Oggi a Roma è massima allerta a causa del divieto governativo della manifestazione nazionale di solidarietà con la Palestina e per la fine del genocidio. Gli organizzatori, e oltre 200 organizzazioni aderenti, hanno confermato l’appuntamento in sfida al divieto ingiusto della questura. Il divieto a manifestare imposto al corteo convocato da alcune sigle italo-palestinesi è un errore, che rischia di aumentare i problemi di ordine pubblico e mette un’ipoteca pesante per chiunque voglia esprimere le proprie idee contro la guerra.
Ribadiamo che le manifestazioni dell’associazionismo italo-palestinese si sono svolte sempre pacificamente, in questo anno di guerra e continue violazioni dei diritti umani: vietarle al contrario non può che innalzare il livello della tensione, aumentando la possibilità di problemi di ordine pubblico.
L’appuntamento è alle 14 a Piazzale Ostiense, vicino Piramide.
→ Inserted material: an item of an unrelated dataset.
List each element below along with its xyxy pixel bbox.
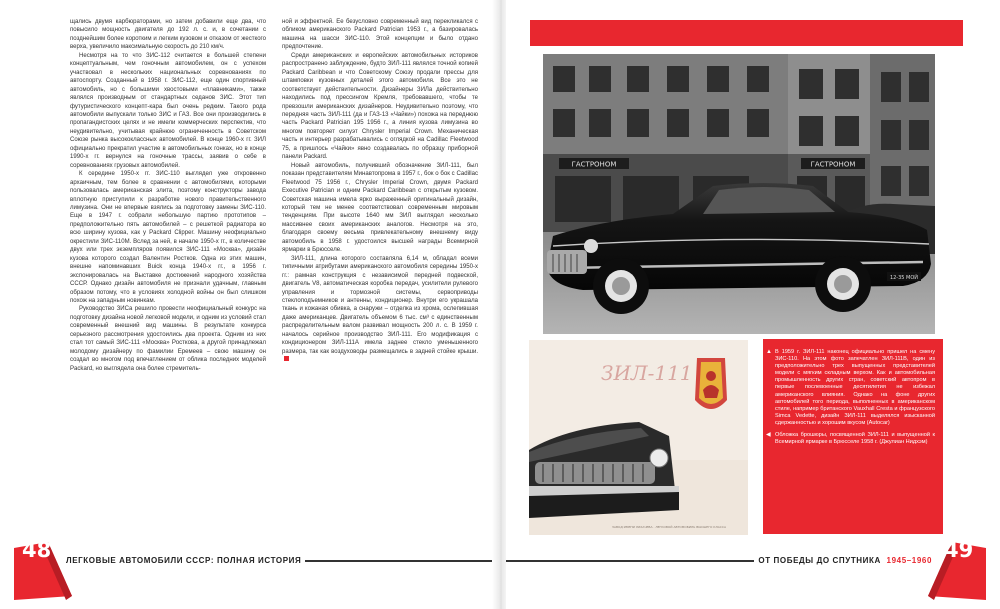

Sono previsti controlli della polizia fin dal mattino ai caselli autostradali e nelle stazioni, “un dispositivo di sicurezza a cerchi concentrici sempre più stringenti attorno all’area di Ostiense”, ha detto il questore di Roma.
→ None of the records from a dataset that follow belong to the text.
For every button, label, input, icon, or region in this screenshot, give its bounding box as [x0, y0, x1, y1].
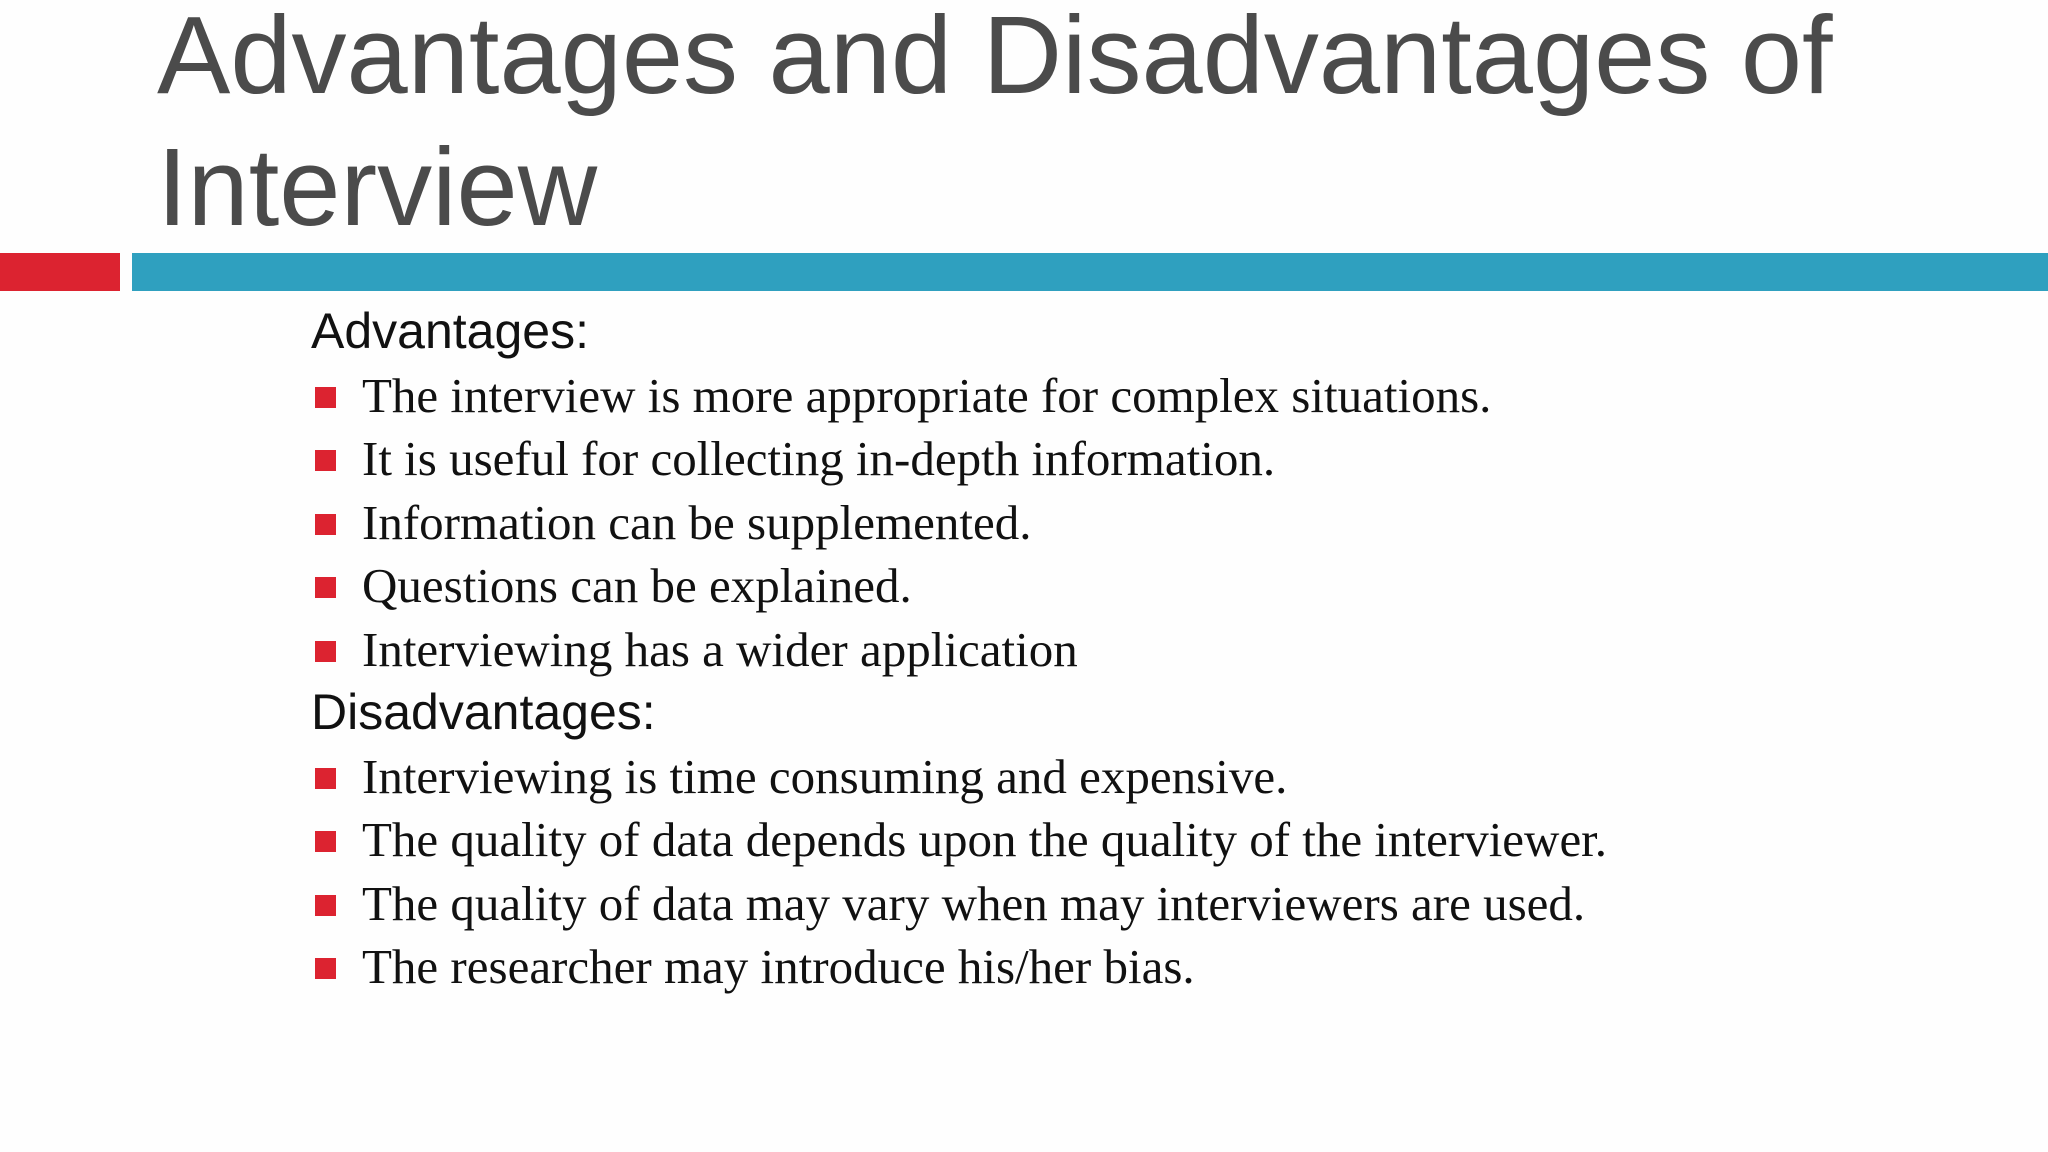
list-item-text: The quality of data may vary when may interviewers are used. — [362, 875, 1586, 931]
list-item — [311, 364, 2011, 428]
list-item-text: The quality of data depends upon the quality of the interviewer. — [362, 812, 1608, 867]
list-item-text: Questions can be explained. — [362, 558, 912, 613]
list-item-text: The researcher may introduce his/her bias. — [362, 939, 1195, 994]
advantages-list — [311, 364, 2011, 682]
disadvantages-list — [311, 745, 2011, 999]
square-bullet-icon — [315, 577, 336, 598]
square-bullet-icon — [315, 895, 336, 916]
advantages-section — [311, 300, 2011, 681]
square-bullet-icon — [315, 387, 336, 408]
list-item-text: Interviewing is time consuming and expensive. — [362, 748, 1288, 804]
title-accent-blue-bar — [132, 253, 2048, 291]
list-item — [311, 618, 2011, 682]
square-bullet-icon — [315, 514, 336, 535]
disadvantages-heading: Disadvantages: — [311, 684, 656, 740]
square-bullet-icon — [315, 450, 336, 471]
slide-title: Advantages and Disadvantages of Interview — [157, 0, 1833, 249]
disadvantages-section — [311, 681, 2011, 999]
square-bullet-icon — [315, 831, 336, 852]
list-item — [311, 427, 2011, 491]
advantages-heading: Advantages: — [311, 303, 589, 359]
list-item-text: Information can be supplemented. — [362, 494, 1032, 550]
title-accent-red-bar — [0, 253, 120, 291]
slide-content — [311, 300, 2011, 999]
list-item — [311, 554, 2011, 618]
list-item — [311, 745, 2011, 809]
list-item-text: It is useful for collecting in-depth information. — [362, 431, 1276, 486]
square-bullet-icon — [315, 958, 336, 979]
list-item — [311, 808, 2011, 872]
list-item — [311, 872, 2011, 936]
list-item — [311, 491, 2011, 555]
list-item-text: Interviewing has a wider application — [362, 621, 1078, 677]
square-bullet-icon — [315, 768, 336, 789]
list-item-text: The interview is more appropriate for complex situations. — [362, 367, 1492, 423]
list-item — [311, 935, 2011, 999]
square-bullet-icon — [315, 641, 336, 662]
Ricordiamo che anche Amnesty International ha rimarcato che “il diritto di protesta è protetto da diverse disposizioni sui diritti umani e in particolare dall’interazione dei diritti alla libertà di riunione pacifica e di espressione”.
Anche diversi esponenti delle opposizioni si schierano apertamente contro lo stop: dal leader di Iv Matteo Renzi al responsabile delle iniziative politiche del Pd, Marco Furfaro, dal capogruppo di Avs in Senato Peppe De Cristofaro, al segretario di Più Europa Riccardo Magi. Quindici esponenti del Movimento 5 stelle hanno sottoscritto un’interrogazione, a prima firma Stefania Ascari, al ministro dell’Interno Matteo Piantedosi per chiedere formalmente il motivo del niet al corteo.
“Speriamo non si sia voluto cogliere un pretesto per far tacere chi, pacificamente e democraticamente, vuole denunciare i crimini di guerra e contro l’umanità che il governo israeliano sta commettendo a Gaza, in Cisgiordania e ora in Libano”.